During the following three fiscal years, the Legislature appropriated $50 million toward luring Hollywood motion pictures to the Great Lakes State, but only after Snyder initially recommended $25 million. The extra money was largely the result of the advocacy of former Senate Majority Leader Randy Richardville, who is no longer in the Legislature to defend the program from the budget ax.
House Appropriations Committee Chairman Al Pscholka, R-Stevensville, said the film credits and all tax credits "are going to get a thorough review."
New state Rep. Laura Cox, who heads the subcommittee dealing with the film credits, said she is predisposed toward reducing the amount.
"I think a paring back is appropriate," said Cox, R-Livonia, who chairs the Appropriations Subcommittee on General Government. "It's a pretty big pot of money, and I'm pretty sure the numbers show they aren't paying for themselves."
If Snyder isn't prepared to trim the film budget, "he can give it to us and let us make the cuts," Cox said.
Michelle Grinnell, spokeswoman for the state film office, said the agency put a hold on awarding incentives for new film and television projects late last year while the Legislature finalized extending the life of the program by seven years.
"We have since resumed application processing under the terms of the new programs and expect we will have some announcements to make soon," Grinnell said in an email.
Those who work in Michigan's film industry are cautiously optimistic lawmakers will come to see the potential of a burgeoning digital media industry that goes beyond traditional movie-making.
"Film and digital media is one of the top-three growth industries in the country, which is why Republican states like Louisiana and Georgia are fighting for them," said Joseph Scott Anthony, an actor, producer and president of the Media Arts Coalition of West Michigan in Grand Rapids. "This may be the most important future industry a state can have. Think about it: Infants now are being handed smartphones and tablets nearly from birth. We want to be the state filling those screens with content."
The industry fosters "high-paying, educated jobs" that can keep young people in Michigan "revitalizing inner cities like Detroit and Grand Rapids," Anthony said.
The film office is an agency under the umbrella of the Michigan Strategic Fund and the Michigan Economic Development Corp., which is under fire from some lawmakers for issuing budget-busting tax credits for businesses.
In one of his final acts in the Legislature, Richardville got Snyder to sign a law setting the tax rebate at 25 percent for in-state production costs, down from a previous range of as high as 32 percent.
The law also keeps the film incentives program in place through September 2021, though the funding remains subject to annual appropriations by the Legislature.

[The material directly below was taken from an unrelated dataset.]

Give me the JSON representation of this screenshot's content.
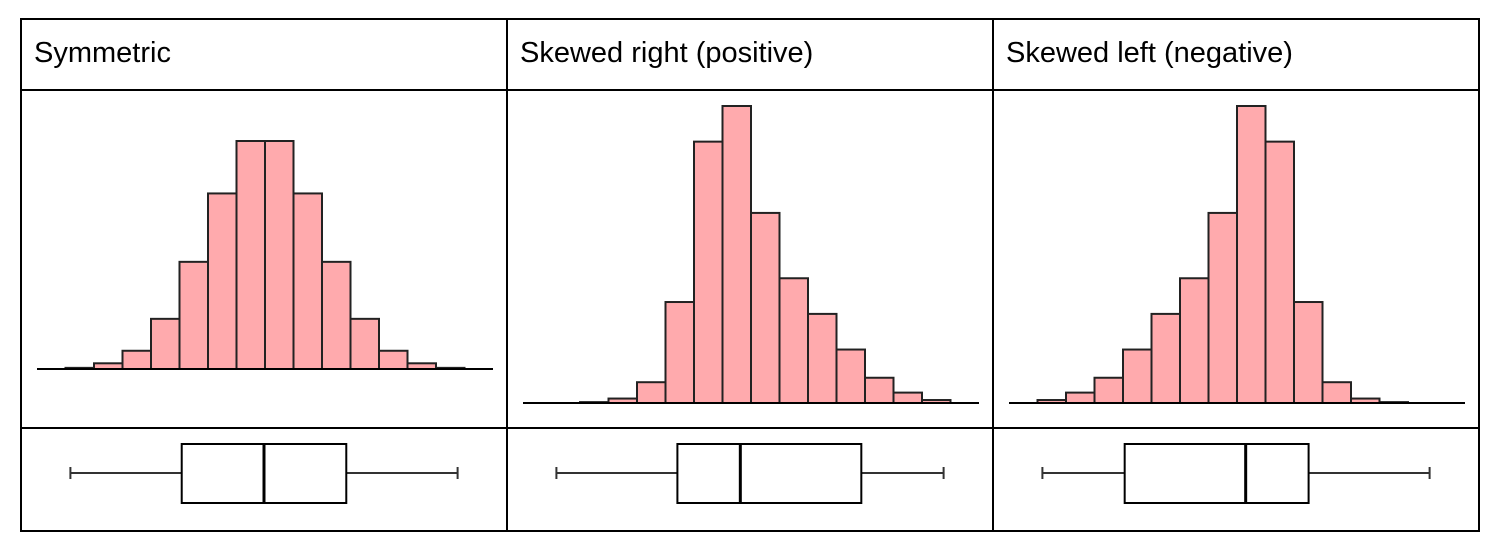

While the debate over film subsidies have focused on the payouts to profitable Hollywood production houses, some have argued there are residual effects on the state's economy that can't be ignored.
Senate Majority Leader Arlan Meekhof, R-West Olive, said film production in Michigan has created employment opportunities for skilled trades workers building movie sets.
"I don't think that's being counted at all with these folks that are no longer unemployed, who are skilled electricians, carpenters and all those folks who get to apply their trade in the film industry," Meekhof said.
Anthony noted that state film incentives have Michigan in the running for several more comic book superhero movies from producer-director Zack Snyder alone. Key scenes for his "Batman vs. Superman: Dawn of Justice" were filmed last year in Detroit and East Lansing.
The producer has announced plans for "Justice League: Part One" and "Justice League: Part Two" as initial successors in the same genre. As many as nine films, each with $100 million to $200 million budgets, could bring $1 billion worth of movie making here, Anthony said.
"He already said Detroit has been established as Gotham City (Batman's fictional hometown)," Anthony said. "We'd be a candidate for all of them."